The results are these:

Using the VAE manually

As I mentioned above, we cannot use the pipeline with the vae=None parameter as it results in an error. If it were possible, we could run the VAE separately as well (or if we don't want to use the abstraction provided by the pipeline).

In this hypothetical scenario, if we use the output_type='latent' parameter in the pipeline, it will return a tensor in the latent space within the images property (don't use [0] here).

  • Python
for generation in queue:
  # generator = ...

  generation['latents'] = pipe(
    # Rest of parameters
    output_type='latent',
  ).images

We cannot clean the tensor and pass it through the VAE in the same loop, since both models would be loaded into memory and we would exceed 8GB of memory. It must be done in two loops.

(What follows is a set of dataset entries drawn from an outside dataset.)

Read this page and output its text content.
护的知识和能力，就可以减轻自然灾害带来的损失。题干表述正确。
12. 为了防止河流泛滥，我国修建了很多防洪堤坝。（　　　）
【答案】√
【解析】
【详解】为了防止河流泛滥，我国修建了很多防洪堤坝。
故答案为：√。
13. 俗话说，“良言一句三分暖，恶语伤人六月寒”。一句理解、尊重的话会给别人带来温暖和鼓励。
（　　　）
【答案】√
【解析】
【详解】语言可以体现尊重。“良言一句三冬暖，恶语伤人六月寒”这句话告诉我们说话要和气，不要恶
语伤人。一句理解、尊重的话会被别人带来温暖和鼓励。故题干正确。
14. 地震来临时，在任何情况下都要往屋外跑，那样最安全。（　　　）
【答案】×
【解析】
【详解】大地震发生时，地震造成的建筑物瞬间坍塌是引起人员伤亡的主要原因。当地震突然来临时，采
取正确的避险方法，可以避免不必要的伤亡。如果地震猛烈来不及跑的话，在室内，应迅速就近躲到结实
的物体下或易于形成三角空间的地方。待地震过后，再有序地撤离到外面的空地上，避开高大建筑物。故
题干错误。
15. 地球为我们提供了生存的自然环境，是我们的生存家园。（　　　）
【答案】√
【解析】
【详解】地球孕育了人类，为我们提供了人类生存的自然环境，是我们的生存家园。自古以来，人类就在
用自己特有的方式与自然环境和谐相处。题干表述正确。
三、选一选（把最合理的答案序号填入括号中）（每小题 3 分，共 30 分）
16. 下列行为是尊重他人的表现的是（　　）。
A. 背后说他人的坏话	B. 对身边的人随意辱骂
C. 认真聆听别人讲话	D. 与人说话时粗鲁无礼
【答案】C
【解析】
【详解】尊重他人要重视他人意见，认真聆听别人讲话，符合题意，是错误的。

After finishing the first loop we can remove the transformer since we won't need it anymore (although it seems to be optional).

  • Python
del pipe.transformer
gc.collect()
torch.cuda.empty_cache()

And now, we start the second one that decodes the tensor from the latent space to generate a tensor in the image space:

  • Python
with torch.no_grad():
  for i, generation in enumerate(queue, start=1):
    image = pipe.vae.decode(
      generation['latents'] / pipe.vae.config.scaling_factor,
      return_dict=False,
    )[0]

    image = pipe.image_processor.postprocess(image, output_type='pil')[0]
    image.save(f'image_{i}.png')

Remember that as we saw in the previous article, the VAE scale factor must be taken into account.

The postprocess method is responsible for converting the tensor into a Pillow image (output_type='pil'). This is the same process we did in the other article using the ToPILImage method from the torchvision library.

Finally we save the image in the same way.

Conclusion

In this article we have stepped out of the Stable Diffusion orbit to explore the architecture of PixArt-α, a quite creative diffusion model that uses different components. And since it's a somewhat demanding model, we have taken advantage of prior knowledge to optimize memory usage by loading the components only when necessary.